B. La décision a-t-elle été rendue d’une manière inéquitable sur le plan procédural?

[27] Le demandeur allègue que la décision a été rendue d’une manière inéquitable sur le plan procédural puisque l’agent a interrogé M. Siam sans son consentement et sans que lui ou un autre parent ou ami de confiance soit présent.

[28] En outre, le demandeur affirme que l’agent s’est fondé à tort et injustement sur des éléments de preuve extrinsèques non divulgués pour parvenir à sa décision.

[29] Les questions d’équité procédurale ne font pas l’objet d’un contrôle selon la norme de la décision raisonnable. Dans l’arrêt Chemin de fer Canadien Pacifique Limitée c Canada (Procureur général), 2018 CAF 69 [CFCP], le juge Rennie a passé en revue et confirmé les principes de base applicables au contrôle de décisions mettant en jeu l’équité procédurale.

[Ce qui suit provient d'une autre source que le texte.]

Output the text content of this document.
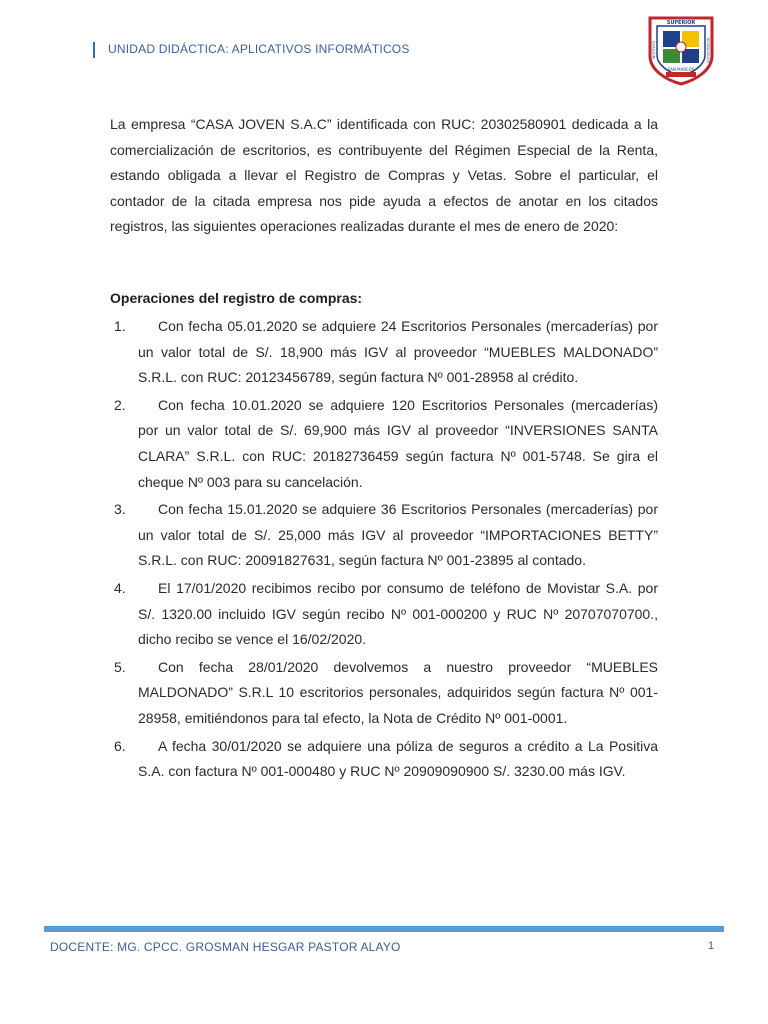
UNIDAD DIDÁCTICA: APLICATIVOS INFORMÁTICOS
SUPERIOR
SAN MARCOS
INSTITUTO	TECNOLÓGICO
La empresa “CASA JOVEN S.A.C” identificada con RUC: 20302580901 dedicada a la comercialización de escritorios, es contribuyente del Régimen Especial de la Renta, estando obligada a llevar el Registro de Compras y Vetas. Sobre el particular, el contador de la citada empresa nos pide ayuda a efectos de anotar en los citados registros, las siguientes operaciones realizadas durante el mes de enero de 2020:
Operaciones del registro de compras:
1.	Con fecha 05.01.2020 se adquiere 24 Escritorios Personales (mercaderías) por un valor total de S/. 18,900 más IGV al proveedor “MUEBLES MALDONADO” S.R.L. con RUC: 20123456789, según factura Nº 001-28958 al crédito.
2.	Con fecha 10.01.2020 se adquiere 120 Escritorios Personales (mercaderías) por un valor total de S/. 69,900 más IGV al proveedor “INVERSIONES SANTA CLARA” S.R.L. con RUC: 20182736459 según factura Nº 001-5748. Se gira el cheque Nº 003 para su cancelación.
3.	Con fecha 15.01.2020 se adquiere 36 Escritorios Personales (mercaderías) por un valor total de S/. 25,000 más IGV al proveedor “IMPORTACIONES BETTY” S.R.L. con RUC: 20091827631, según factura Nº 001-23895 al contado.
4.	El 17/01/2020 recibimos recibo por consumo de teléfono de Movistar S.A. por S/. 1320.00 incluido IGV según recibo Nº 001-000200 y RUC Nº 20707070700., dicho recibo se vence el 16/02/2020.
5.	Con fecha 28/01/2020 devolvemos a nuestro proveedor “MUEBLES MALDONADO” S.R.L 10 escritorios personales, adquiridos según factura Nº 001-28958, emitiéndonos para tal efecto, la Nota de Crédito Nº 001-0001.
6.	A fecha 30/01/2020 se adquiere una póliza de seguros a crédito a La Positiva S.A. con factura Nº 001-000480 y RUC Nº 20909090900 S/. 3230.00 más IGV.
DOCENTE: MG. CPCC. GROSMAN HESGAR PASTOR ALAYO	1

Il a déterminé que l’équité procédurale ne se prêtait pas à une analyse relative à la norme de contrôle applicable. La question est plutôt de savoir si le demandeur « connaissait la preuve à réfuter et s’il a eu possibilité complète et équitable d’y répondre » : CFCP, aux para 55 et 56.

[30] Le demandeur admet que l’obligation d’équité qui incombe à un agent des visas est minimale. Toutefois, il affirme que la teneur de cette obligation varie selon les circonstances, notamment lorsqu’un agent choisit d’interroger un mineur. Il soutient que l’agent aurait dû, à tout le moins, les autoriser, lui ou son épouse, à assister à l’entrevue. Il ajoute que cette omission a rendu le processus inéquitable sur le plan procédural.

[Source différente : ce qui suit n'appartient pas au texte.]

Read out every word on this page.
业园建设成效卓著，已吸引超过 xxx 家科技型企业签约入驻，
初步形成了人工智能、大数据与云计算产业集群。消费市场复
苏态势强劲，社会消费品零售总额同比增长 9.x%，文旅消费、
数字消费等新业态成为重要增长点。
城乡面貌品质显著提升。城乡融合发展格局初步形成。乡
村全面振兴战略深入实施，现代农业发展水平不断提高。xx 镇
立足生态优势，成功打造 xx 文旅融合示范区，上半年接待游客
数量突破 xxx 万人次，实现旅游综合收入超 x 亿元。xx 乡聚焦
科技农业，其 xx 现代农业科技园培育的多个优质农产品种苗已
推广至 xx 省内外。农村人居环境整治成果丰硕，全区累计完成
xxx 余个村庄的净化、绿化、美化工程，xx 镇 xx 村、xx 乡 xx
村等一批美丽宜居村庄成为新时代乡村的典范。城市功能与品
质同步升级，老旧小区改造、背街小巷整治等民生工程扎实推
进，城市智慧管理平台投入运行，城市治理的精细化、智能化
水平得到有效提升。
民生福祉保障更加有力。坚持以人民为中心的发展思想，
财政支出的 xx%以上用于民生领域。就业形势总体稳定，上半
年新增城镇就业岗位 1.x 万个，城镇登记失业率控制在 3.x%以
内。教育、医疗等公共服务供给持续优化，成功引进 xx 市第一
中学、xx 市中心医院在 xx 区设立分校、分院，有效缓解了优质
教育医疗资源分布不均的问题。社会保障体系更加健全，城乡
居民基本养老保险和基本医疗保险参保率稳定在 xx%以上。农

[31] Malgré l’admission du demandeur, il a été établi que, compte tenu des graves conséquences découlant d’une conclusion de fausses déclarations, à savoir l’inadmissibilité à présenter une demande d’entrée au Canada pendant cinq ans, un degré plus strict d’équité procédurale est requis pour veiller à ce que de telles conclusions ne soient tirées que lorsque les présentations erronées sont établies par une preuve claire et convaincante : Likhi c Canada (Citoyenneté et Immigration), 2020 CF 171 au para 26, et les décisions qui y sont citées.

[32] Pour les motifs exposés plus loin, je conclus que ce degré plus strict d’équité procédurale a été atteint en l’espèce puisqu’il existait une preuve claire et convaincante que plusieurs présentations erronées avaient été faites à l’agent lors des trois entrevues et de l’appel téléphonique avec le père des neveux.

V. La décision était raisonnable

A. Il n’existe aucune preuve que les neveux sont des personnes à charge de fait

[33] Le demandeur a désigné ses neveux comme étant des enfants adoptés. Cependant, comme il est mentionné dans la décision, il n’y a pas d’adoption au Bangladesh. Le dossier certifié du tribunal (le DCT) contient des éléments de preuve qui indiquent que le père des neveux avait nommé le demandeur tuteur de ses fils. Or, il s’est avéré que le père était toujours très présent dans la vie des garçons. La nature et la fréquence des contacts entre les deux garçons et leur père biologique ont été présentées de façon erronée par M. Siam, apparemment suivant les instructions de son père, pour tenter de cacher à la fois la nature et l’importance de ces contacts.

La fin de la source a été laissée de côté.